Class 5

ETL and Textual Analytics

Wednesday, October 9, 2024

Class Overview

In this class, students will use Alteryx to perform an Extract, Transform, and Load (ETL) process, focusing on the use of regular expressions to clean and restructure raw data. Students will extract specific patterns from unstructured text data, such as customer or transaction records, transform it into structured formats, and load the cleansed data into analytical workflows for further processing. Through hands-on exercises, students will learn how to automate and streamline data preparation tasks, making data more accessible and ready for analysis.

Why is this important?
The ability to perform ETL processes with regular expressions is a critical skill for accounting professionals in today's data-driven environment. Accounting graduate students who master these techniques will be better equipped to handle messy or inconsistent data, which is common in professional settings. These skills enhance their analytical abilities, enabling them to derive meaningful insights from complex datasets and improve decision-making processes. Additionally, automating data preparation tasks with tools like Alteryx increases efficiency and adds value in audit, advisory, and other accounting services where accurate data management is crucial.

Class Materials and Details

Materials:

Case: ETL Case 2
Case: ETL Case 3
Slides: will be available for download by the beginning of class in either powerpoint or pdf formats.
Data: A data update may be required for this class. To ensure your files are the most up-to-date, navigate to ACCTG522_Labs folder and run the command git pull.
Analytics Tools: Alteryx RegEx Tool and some other data tools

Review and Extension:
Building on the foundation from the previous class, where students were introduced to the fundamentals of Alteryx, this class delves deeper into the Extract, Transform, and Load (ETL) process, emphasizing the use of regular expressions to clean and reformat raw data.
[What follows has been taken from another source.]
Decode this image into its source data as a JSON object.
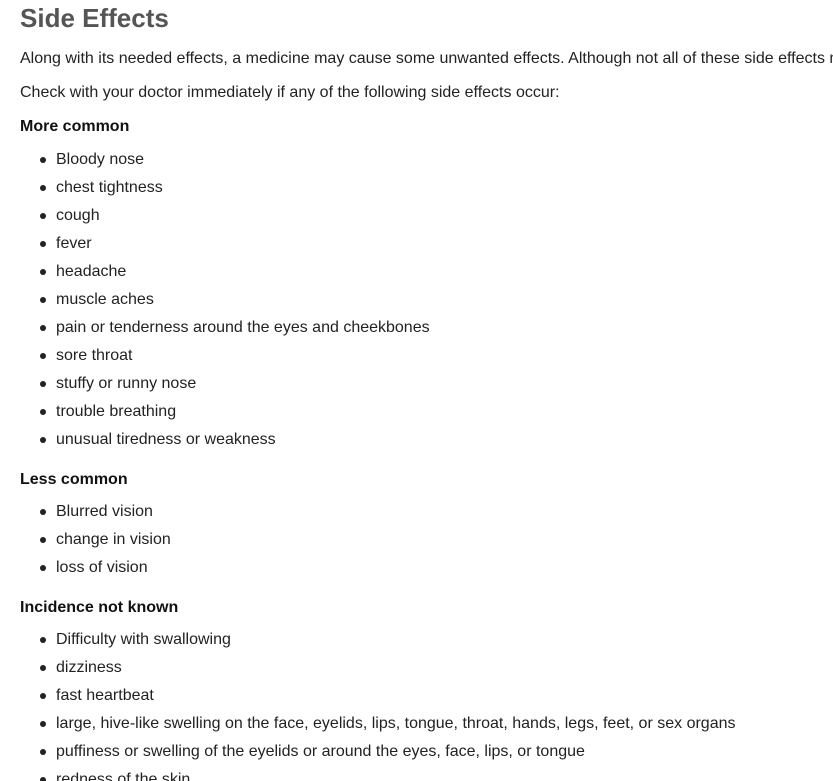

Students will apply their understanding of Alteryx to extract specific patterns from unstructured data, such as employee ID records and emails, and transform it into usable formats.

Preparation:
  1. There is no required preparation for this class. The cases will guide the Labs, as a reference.

Class Plan:
Teams: during this class, please sit in your discussion teams.
  1. After a very brief review, we will work in the remote labs on ETL cases.
  2. We will work on ETL cases 2 and 3 relatively quickly, and consider multiple solutions to Case 2.
  3. We will also examine a database of emails that will provide more advanced regular expression challenges.